Roke Manor is a 17th-century manor house approximately 2 km north-west of Romsey in Hampshire, England. The house and 22 acre grounds are the headquarters of Roke Manor Research Ltd, a subsidiary of Chemring Group.

== History ==
The first known reference to a settlement at Roke appeared in the 'Feet of Fines' papers of Southampton in 1256. In 1709 the estate was passed to a John Fifield of Stanbridge Earls and remained in the possession of his family until 1858. During this time many improvements were made to the house and grounds, and the house was renamed 'The Park'. The next owner, Thomas Wingate-Henderson, considerably enlarged the house and gave it its present appearance. In 1895 the estate amounted to about 270 acre.

In 1935 the estate was bought by the Ansell family, a Birmingham-based brewery firm. Some of the Ansell racing cars were maintained at Roke until the 1950s. In 1956 the house and 22 acre surrounding it were bought by the Plessey Company and named Plessey Research Roke Manor Limited.
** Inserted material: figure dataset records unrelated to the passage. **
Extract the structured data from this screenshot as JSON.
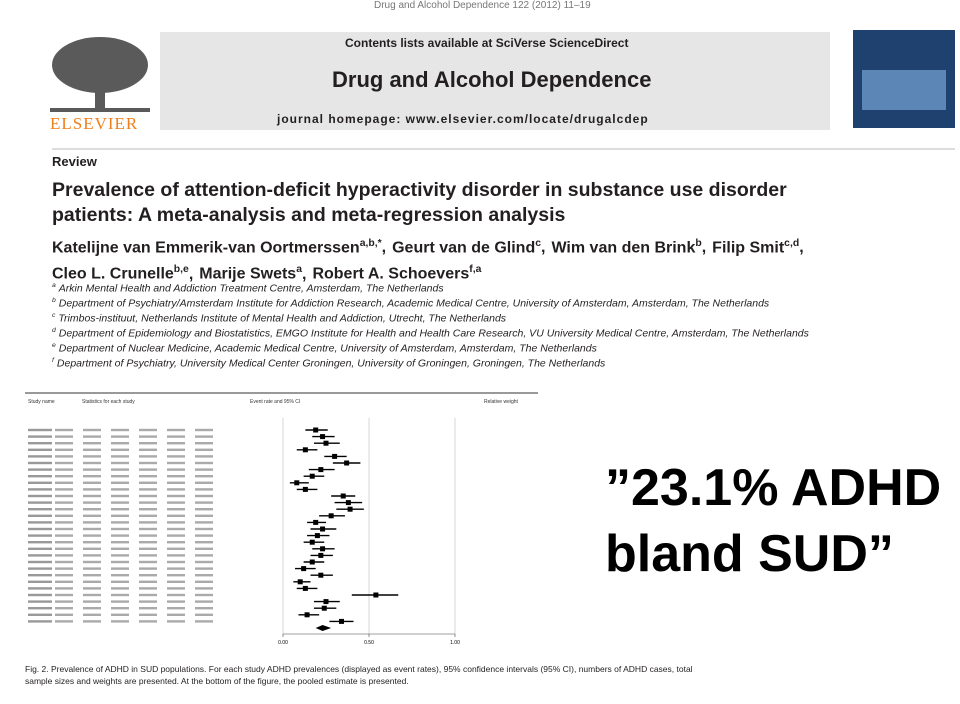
{
  "journal_header": {
    "citation": "Drug and Alcohol Dependence 122 (2012) 11–19",
    "contents": "Contents lists available at SciVerse ScienceDirect",
    "journal": "Drug and Alcohol Dependence",
    "homepage": "journal homepage: www.elsevier.com/locate/drugalcdep",
    "publisher": "ELSEVIER"
  },
  "article": {
    "section": "Review",
    "title_lines": [
      "Prevalence of attention-deficit hyperactivity disorder in substance use disorder",
      "patients: A meta-analysis and meta-regression analysis"
    ],
    "authors_lines": [
      [
        {
          "name": "Katelijne van Emmerik-van Oortmerssen",
          "sup": "a,b,*",
          "sep": ","
        },
        {
          "name": "Geurt van de Glind",
          "sup": "c",
          "sep": ","
        },
        {
          "name": "Wim van den Brink",
          "sup": "b",
          "sep": ","
        },
        {
          "name": "Filip Smit",
          "sup": "c,d",
          "sep": ","
        }
      ],
      [
        {
          "name": "Cleo L. Crunelle",
          "sup": "b,e",
          "sep": ","
        },
        {
          "name": "Marije Swets",
          "sup": "a",
          "sep": ","
        },
        {
          "name": "Robert A. Schoevers",
          "sup": "f,a"
        }
      ]
    ],
    "affiliations": [
      {
        "sup": "a",
        "text": "Arkin Mental Health and Addiction Treatment Centre, Amsterdam, The Netherlands"
      },
      {
        "sup": "b",
        "text": "Department of Psychiatry/Amsterdam Institute for Addiction Research, Academic Medical Centre, University of Amsterdam, Amsterdam, The Netherlands"
      },
      {
        "sup": "c",
        "text": "Trimbos-instituut, Netherlands Institute of Mental Health and Addiction, Utrecht, The Netherlands"
      },
      {
        "sup": "d",
        "text": "Department of Epidemiology and Biostatistics, EMGO Institute for Health and Health Care Research, VU University Medical Centre, Amsterdam, The Netherlands"
      },
      {
        "sup": "e",
        "text": "Department of Nuclear Medicine, Academic Medical Centre, University of Amsterdam, Amsterdam, The Netherlands"
      },
      {
        "sup": "f",
        "text": "Department of Psychiatry, University Medical Center Groningen, University of Groningen, Groningen, The Netherlands"
      }
    ]
  },
  "figure": {
    "headers": [
      "Study name",
      "Statistics for each study",
      "Event rate and 95% CI",
      "Relative weight"
    ],
    "xlim": [
      0,
      1
    ],
    "xticks": [
      {
        "value": 0,
        "label": "0.00"
      },
      {
        "value": 0.5,
        "label": "0.50"
      },
      {
        "value": 1,
        "label": "1.00"
      }
    ],
    "rates": [
      0.19,
      0.23,
      0.25,
      0.13,
      0.3,
      0.37,
      0.22,
      0.17,
      0.08,
      0.13,
      0.35,
      0.38,
      0.39,
      0.28,
      0.19,
      0.23,
      0.2,
      0.17,
      0.23,
      0.22,
      0.17,
      0.12,
      0.22,
      0.1,
      0.13,
      0.54,
      0.25,
      0.24,
      0.14,
      0.34
    ],
    "lower": [
      0.13,
      0.17,
      0.18,
      0.08,
      0.24,
      0.29,
      0.15,
      0.12,
      0.04,
      0.08,
      0.28,
      0.3,
      0.31,
      0.21,
      0.14,
      0.16,
      0.14,
      0.12,
      0.17,
      0.16,
      0.12,
      0.07,
      0.16,
      0.06,
      0.08,
      0.4,
      0.18,
      0.18,
      0.09,
      0.27
    ],
    "upper": [
      0.26,
      0.3,
      0.33,
      0.2,
      0.37,
      0.45,
      0.3,
      0.24,
      0.15,
      0.2,
      0.42,
      0.46,
      0.47,
      0.36,
      0.25,
      0.31,
      0.27,
      0.24,
      0.3,
      0.29,
      0.24,
      0.19,
      0.29,
      0.16,
      0.2,
      0.67,
      0.33,
      0.31,
      0.21,
      0.41
    ],
    "pooled": {
      "rate": 0.23,
      "lower": 0.19,
      "upper": 0.28
    },
    "caption_lines": [
      "Fig. 2. Prevalence of ADHD in SUD populations. For each study ADHD prevalences (displayed as event rates), 95% confidence intervals (95% CI), numbers of ADHD cases, total",
      "sample sizes and weights are presented. At the bottom of the figure, the pooled estimate is presented."
    ]
  },
  "quote": {
    "lines": [
      "”23.1% ADHD",
      "bland SUD”"
    ]
  }
}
Plessey was taken over in 1990 and in 2010 the facilities were bought by Chemring Group; it continues in use as a research and development centre and the head office of Roke Manor Research Ltd.

The grounds had a walled garden, stable block and cottages when bought by Plessey, but since then all buildings except the house have been demolished and most of the grounds covered by buildings and car parks.